With ‘Hall Pass’ the Farrelly Brothers Return to Their Prototype

It was a little more than 12 years ago that the Farrelly brothers redrew the boundaries of the movie comedy with There’s Something About Mary. With a single, deeply disturbing yet hilarious close-up of a pair of prosthetic testicles caught in a zipper, the directors obliterated previous notions of good taste and opened the way for the flood of hard PG-13 and soft R movies that clog movie screens today.

If Mary had just been a raunchy movie, it wouldn’t have had such an impact. It certainly was not the first to mine sex and scatology for humor. After all, Porky’s was raunchy, and Animal House (or most any other film involving Harold Ramis) was raunchy and funny, but these functioned as extended sketch comedies. There’s Something About Mary, however, raised its crudeness to a cringe-worthy level while maintaining an undeniable sweetness, as well as elements of conventional romantic comedy. In so doing, it established a formula that’s been considered the Holy Grail at the box office for more than a decade.

The Farrelly brothers lost the patent on their invention as soon as they created it. They followed up There’s Something About Mary with a string of movies that forwent the sweetness in favor of mean-spirited high concepts, such as multiple personality disorder (Me, Myself & Irene), conjoined twins (Stuck on You), and misogynistic delusion (Shallow Hal). They hit rock bottom with their truly ugly remake of The Heartbreak Kid, while other filmmakers took up Mary‘s formula, spawning hits such as American Pie, The Wedding Crashers, and The Hangover. Judd Apatow owes his entire career to the Farrellys.

With Hall Pass, the Farrelly brothers have returned their own prototype. Rick (Owen Wilson) and Fred (Jason Sudeikis) are both long-married men who love their wives. But they’re also the same ex-obsessed man-children who dominate the post-Farrelly movie world. Horndog husbands with hearts of gold, if you will.

After a particularly embarrassing and very funny raging id discussion between Fred and Rick gets captured on a security camera live in front of their wives and friends, each is given a “hall pass.” Their wives — Grace (Christina Applegate) and Maggie (Jenna Fischer) — grant them one week off from marriage, so they can “be single” and feel free to do whatever they want. In other words, they set off in search of women to sleep with them, without any threat of consequences.

The fed-up wives head off to the beach with Maggie and Rick’s three kids in tow, allowing the men all the room they need to try and be boys again. Usually, this would be the last we would see of the wives until the end of the movie when they are needed to express moral outrage and/or tacit approval of their men’s shenanigans. To Hall Pass’s credit, the women are not abandoned: it turns out that they needed a hall pass of their own, and while they don’t get equal screen time, they are afforded the opportunity to work out their own issues in more than a cursory way.

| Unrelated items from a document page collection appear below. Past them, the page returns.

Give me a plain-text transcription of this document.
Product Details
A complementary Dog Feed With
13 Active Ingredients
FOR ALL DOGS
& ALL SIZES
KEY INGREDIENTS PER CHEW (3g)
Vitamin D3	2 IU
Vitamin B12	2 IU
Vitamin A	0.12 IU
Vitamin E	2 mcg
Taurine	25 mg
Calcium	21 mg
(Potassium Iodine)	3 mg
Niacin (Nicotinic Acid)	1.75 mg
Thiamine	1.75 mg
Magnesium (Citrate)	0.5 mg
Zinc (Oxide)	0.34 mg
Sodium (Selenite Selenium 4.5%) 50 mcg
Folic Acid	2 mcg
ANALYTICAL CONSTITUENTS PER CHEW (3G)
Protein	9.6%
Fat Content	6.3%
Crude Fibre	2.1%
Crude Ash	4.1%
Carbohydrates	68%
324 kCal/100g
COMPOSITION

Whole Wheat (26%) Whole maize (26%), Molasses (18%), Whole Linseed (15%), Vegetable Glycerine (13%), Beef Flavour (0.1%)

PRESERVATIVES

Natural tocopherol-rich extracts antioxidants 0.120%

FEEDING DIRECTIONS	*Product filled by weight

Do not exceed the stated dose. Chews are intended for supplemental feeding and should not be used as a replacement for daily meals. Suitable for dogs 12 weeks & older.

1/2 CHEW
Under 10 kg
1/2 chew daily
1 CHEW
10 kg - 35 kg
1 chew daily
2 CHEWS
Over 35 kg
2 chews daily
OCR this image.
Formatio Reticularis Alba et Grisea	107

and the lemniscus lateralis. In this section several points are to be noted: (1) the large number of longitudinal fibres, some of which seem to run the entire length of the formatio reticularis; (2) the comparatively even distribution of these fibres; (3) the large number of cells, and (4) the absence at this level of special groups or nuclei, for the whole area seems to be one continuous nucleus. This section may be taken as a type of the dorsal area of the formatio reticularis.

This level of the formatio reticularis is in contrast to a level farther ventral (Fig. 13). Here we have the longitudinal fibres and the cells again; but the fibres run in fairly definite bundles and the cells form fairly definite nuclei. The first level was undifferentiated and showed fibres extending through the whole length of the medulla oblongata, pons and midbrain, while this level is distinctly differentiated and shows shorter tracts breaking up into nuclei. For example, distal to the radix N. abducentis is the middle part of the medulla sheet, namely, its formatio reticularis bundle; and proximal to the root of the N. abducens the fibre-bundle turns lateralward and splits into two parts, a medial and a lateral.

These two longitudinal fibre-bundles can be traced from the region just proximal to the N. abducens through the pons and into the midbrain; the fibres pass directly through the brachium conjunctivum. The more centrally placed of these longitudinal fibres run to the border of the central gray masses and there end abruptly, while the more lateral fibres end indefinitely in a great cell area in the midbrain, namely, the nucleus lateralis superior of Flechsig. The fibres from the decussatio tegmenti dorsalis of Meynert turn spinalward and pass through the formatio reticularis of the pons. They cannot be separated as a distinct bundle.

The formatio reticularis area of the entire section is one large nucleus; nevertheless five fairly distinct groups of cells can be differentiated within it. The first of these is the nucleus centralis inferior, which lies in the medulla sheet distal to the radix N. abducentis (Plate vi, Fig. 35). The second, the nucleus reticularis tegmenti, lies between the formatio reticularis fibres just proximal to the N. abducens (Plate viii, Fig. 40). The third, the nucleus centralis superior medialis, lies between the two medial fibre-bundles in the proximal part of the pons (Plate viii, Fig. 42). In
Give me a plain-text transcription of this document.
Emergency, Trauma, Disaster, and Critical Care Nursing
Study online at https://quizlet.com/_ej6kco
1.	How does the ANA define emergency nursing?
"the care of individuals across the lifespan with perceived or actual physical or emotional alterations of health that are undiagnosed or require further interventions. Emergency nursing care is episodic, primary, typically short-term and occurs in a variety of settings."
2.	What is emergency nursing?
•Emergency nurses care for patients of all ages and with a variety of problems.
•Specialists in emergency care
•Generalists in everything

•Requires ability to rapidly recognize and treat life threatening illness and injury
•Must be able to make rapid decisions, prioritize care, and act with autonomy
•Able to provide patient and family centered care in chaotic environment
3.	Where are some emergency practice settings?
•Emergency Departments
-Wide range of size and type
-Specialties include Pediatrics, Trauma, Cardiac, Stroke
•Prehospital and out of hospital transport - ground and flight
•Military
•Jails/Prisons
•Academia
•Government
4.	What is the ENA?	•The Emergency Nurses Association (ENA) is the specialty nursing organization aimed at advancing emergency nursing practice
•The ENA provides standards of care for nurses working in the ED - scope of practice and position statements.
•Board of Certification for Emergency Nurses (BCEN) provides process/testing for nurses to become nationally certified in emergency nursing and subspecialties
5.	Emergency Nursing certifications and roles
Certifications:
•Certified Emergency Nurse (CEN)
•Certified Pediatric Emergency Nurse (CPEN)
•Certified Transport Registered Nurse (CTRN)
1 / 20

That said, the men’s hapless adventures form the movie’s focus. Like Apatow, the Farrellys have hit middle age and their movie poses the age-old question, “How do you act like a responsible adult when you still feel like a horny teenager?” The answer is, as always, awkwardly.

The week for Fred and Rick moves swiftly from one fruitless attempt to pick up chicks at Applebee’s to a wealth of more interesting opportunities to get into trouble, including several moments that rival Cameron Diaz using Ben Stiller’s ejaculate as hair gel in There’s Something About Mary — as the movie itself seems intent on recapturing a previous, youthful success, however fleeting. Hall Pass features masturbation (again), full frontal male nudity, pot brownies, and one particularly nauseating take on explosive diarrhea.

None of these instances have the shock value of Mary, since they’ve become as expected in comedies of this sort as a twist ending is in an M. Night Shmayalan flick. Ultimately, while the gags are quite funny throughout, what makes Hall Pass worthwhile is its return to that undercurrent of sweetness the Farrellys first tapped in 1998. Here it’s manifested in an honest exploration of two married couples navigating the complicated, mostly opposing forces of desire and loyalty. What the Farrellys have remembered, to the movie’s benefit, is that the key is to show even the most misbegotten idiot grappling with such recognizable dilemmas, and to give him the chance to make a right decision in the end.